A Biblical Expression

In the Bible the expression “fear of the Lord” is used quite often. For instance, in the Proverbs this fear is called “the beginning of knowledge” (1:7, NASU). In describes the particular attitude of a people, such as Abraham’s description of the people of Gerar: “there is no fear of God in this place” (Gen. 19:11). It also describes obedience and choosing to serve God, such as Job when Satan asked, “Does Job fear God for nothing?” (Job 1:9).

Reverence vs. Emotion

To some, the idea of having fear of God is a troubling idea. Because of this, a common understanding describes the idea of “fear” as one of “reverence and respect.” This idea is not without merit and describes much of the attitude of those who choose to follow God, honoring His authority and His commands. Such a “fear” is demonstrated by how one chooses to stand before His God, with either humility and honor, or derision and dishonor.

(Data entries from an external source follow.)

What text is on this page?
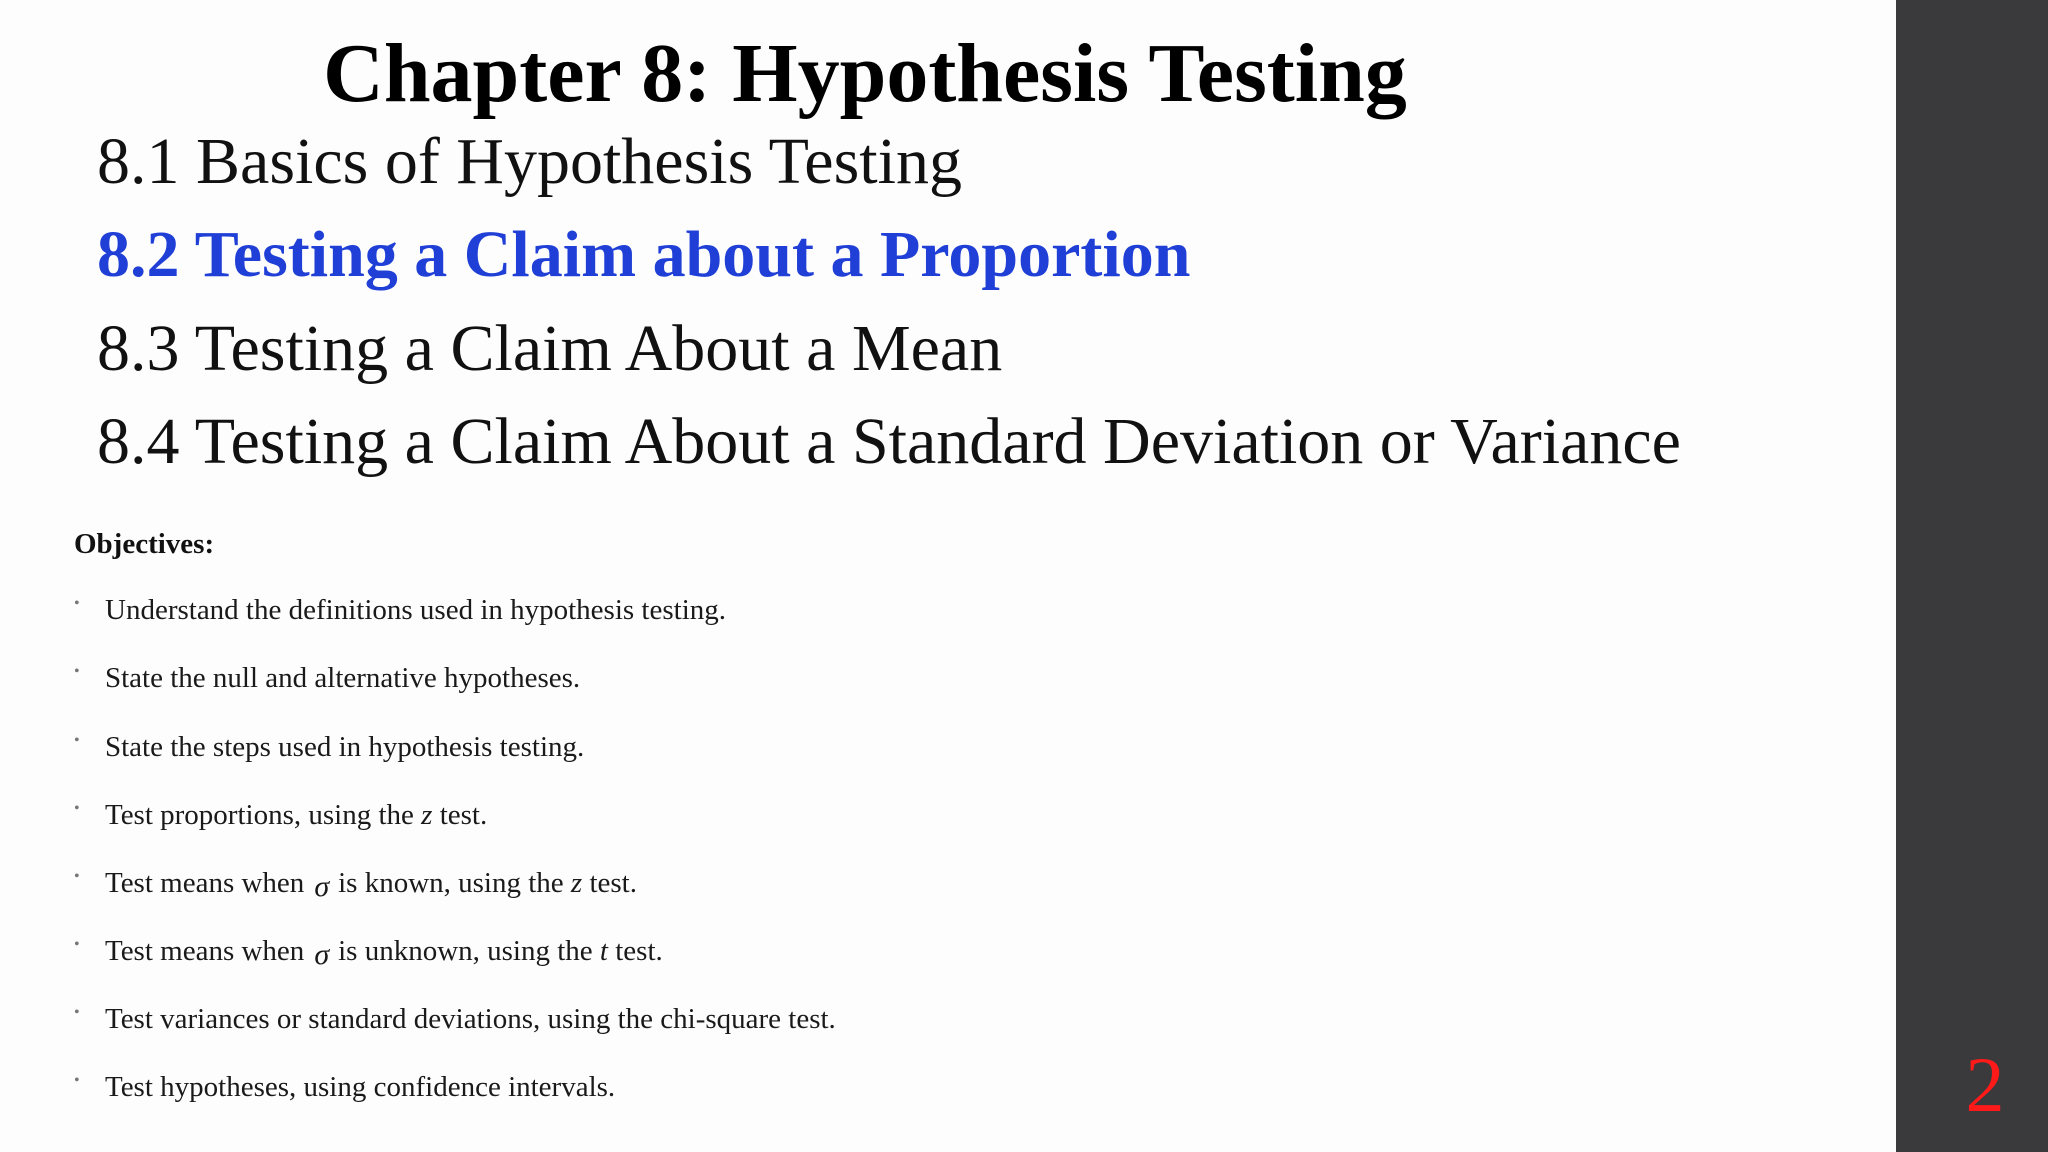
Chapter 8: Hypothesis Testing
8.1 Basics of Hypothesis Testing
8.2 Testing a Claim about a Proportion
8.3 Testing a Claim About a Mean
8.4 Testing a Claim About a Standard Deviation or Variance
Objectives:
• Understand the definitions used in hypothesis testing.
• State the null and alternative hypotheses.
• State the steps used in hypothesis testing.
• Test proportions, using the z test.
• Test means when σ is known, using the z test.
• Test means when σ is unknown, using the t test.
• Test variances or standard deviations, using the chi-square test.
• Test hypotheses, using confidence intervals.	2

However, the idea of very real fear as an emotion is also very much a part of this expression. The word translated fear in both the Old and New Testament is a common word describing emotion. The New Testament word is “phobos” from which we get “phobias” in English. So where does this idea of emotional fear come into one’s standing before God?

The underlying cause

What is the underlying cause to show God respect and honor? Is it purely magnanimity on the part of man? While God created man to choose to love and serve Him, the power and authority He has should give man good reason to do so. The follower of God respects God’s authority because that authority has real power.

Do not be confused

It is important not to conflate the idea of having fear of power with the righteousness or just nature of the power we fear. Fearing authority does not make such authority unjust or overbearing, although in cases of such abuses of power fear has its place. Before God our fear is a very real understanding of His perfect nature and perfect justice. Perhaps a healthy cause of fear is of our own unworthiness before perfect justice.

In either case, an understanding of the infinite authority and power of God should give man pause. From this man must develop a healthy fear and respect for God. To not do so is to lead to one’s own destruction, each and every single time.